Ultimately he spent part of his
childhood here and grew to love the place.
Over the
years, he became an actor and lived in Hollywood. After he became a father, he
made big changes in his life. He sold
everything and moved to Texas where he wrote three scripts for the movies Sicario, Hell or High Water and Wind
River. The first two were smash hit
movies. But he wanted to direct Wind
River out of his respect for Native Americans.
He was quoted
as saying: “The reservation is less then 100 miles from Jackson Hole.” Sheridan
said the reservation’s county (Fremont) “is one of the poorest counties in the
nation up against one of the richest counties.
Sheridan is
quoted as saying he spent a lot of time with American Indians and counts many
as his friends. He wanted his movie Wind
River to be honest and meet their expectations.
“There’s no
way to describe the reservation,” says Sheridan, who says he has had Shoshone
and Arapaho friends and that he has spent quite a bit on time with them. “People
won’t believe that it exists. They won’t believe a place with that much
inequity exists in the United States, with that much exploitation. And yet, it’s
a community that is fighting; they don’t give up.”
One magazine
article said Sheridan part of his 20s on the Wind River Indian Reservation,
finding the simplicity as appealing as he did the social challenges
distressing. He felt the reservation to be a natural spot for a story about
unsolved assault.
Because he is
not an Indian himself, he felt internal pressure to get the portrayal correct.
“I knew I had to be respectful with their culture,” he said. “I have Native
American friends that I can turn to and say, ‘Hey man, give this a read. What
do you think?’”
Sheridan is
quoted as saying: “I didn’t know if I could make a good movie, but I knew I
could make a respectful one.”
The movie is
about a wildlife tracker (Jeremy Renner) and an FBI agent (Elizabeth Olsen)
hunting down a killer in the snowy mountains of western Wyoming. The former has stumbled across the frozen
body of teenage girl from the Wind River Indian Reservation.
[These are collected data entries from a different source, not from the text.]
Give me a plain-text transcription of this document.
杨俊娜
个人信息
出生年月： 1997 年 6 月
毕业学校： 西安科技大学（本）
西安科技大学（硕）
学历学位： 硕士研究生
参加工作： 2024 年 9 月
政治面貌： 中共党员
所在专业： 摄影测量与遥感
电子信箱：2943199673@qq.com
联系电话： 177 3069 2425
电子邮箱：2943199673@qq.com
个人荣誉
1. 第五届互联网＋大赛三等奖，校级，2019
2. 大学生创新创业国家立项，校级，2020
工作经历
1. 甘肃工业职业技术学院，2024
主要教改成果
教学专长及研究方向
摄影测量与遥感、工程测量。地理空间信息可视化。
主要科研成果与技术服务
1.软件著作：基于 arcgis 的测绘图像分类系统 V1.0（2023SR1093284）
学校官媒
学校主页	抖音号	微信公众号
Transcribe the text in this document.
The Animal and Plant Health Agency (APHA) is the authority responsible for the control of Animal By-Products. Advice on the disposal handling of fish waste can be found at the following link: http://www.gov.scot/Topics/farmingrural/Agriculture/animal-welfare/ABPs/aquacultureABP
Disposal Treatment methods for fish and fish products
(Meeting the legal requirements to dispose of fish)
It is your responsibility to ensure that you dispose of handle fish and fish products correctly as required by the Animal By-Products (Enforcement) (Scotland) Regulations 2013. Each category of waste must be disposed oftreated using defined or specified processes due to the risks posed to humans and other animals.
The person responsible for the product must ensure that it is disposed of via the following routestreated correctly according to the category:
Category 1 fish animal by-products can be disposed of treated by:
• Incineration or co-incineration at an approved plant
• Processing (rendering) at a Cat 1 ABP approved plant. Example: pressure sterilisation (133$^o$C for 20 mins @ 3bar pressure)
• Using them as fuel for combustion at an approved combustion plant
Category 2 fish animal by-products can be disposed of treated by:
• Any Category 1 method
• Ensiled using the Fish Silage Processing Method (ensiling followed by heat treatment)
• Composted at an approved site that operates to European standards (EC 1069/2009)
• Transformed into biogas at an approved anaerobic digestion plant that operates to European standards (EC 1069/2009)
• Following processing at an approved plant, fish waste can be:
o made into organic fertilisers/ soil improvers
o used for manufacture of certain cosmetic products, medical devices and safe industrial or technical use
One of Sheridan’s
motives for making the movie is what he calls the large number of unsolved
murders on Indian reservations that involve women.
My wife Nancy
and I watched Wind River recently and
found it to be compelling and an exciting movie to watch. The movie’s portrayal
of the problems of solving reservation crimes is accurate. The snowy mountain
landscapes looked familiar to those of us who have lived here a long time,
especially in winter.
Lately,
Sheridan has been splitting his time between his Wyoming digs and Park City,
where his new TV series is being filmed.
When in
Wyoming, he says his favorite activity is his and his six-year old son’s quest
to find the biggest garter snake by the Salt River near their home. He said the
biggest one they have found, so far, is just three feet long.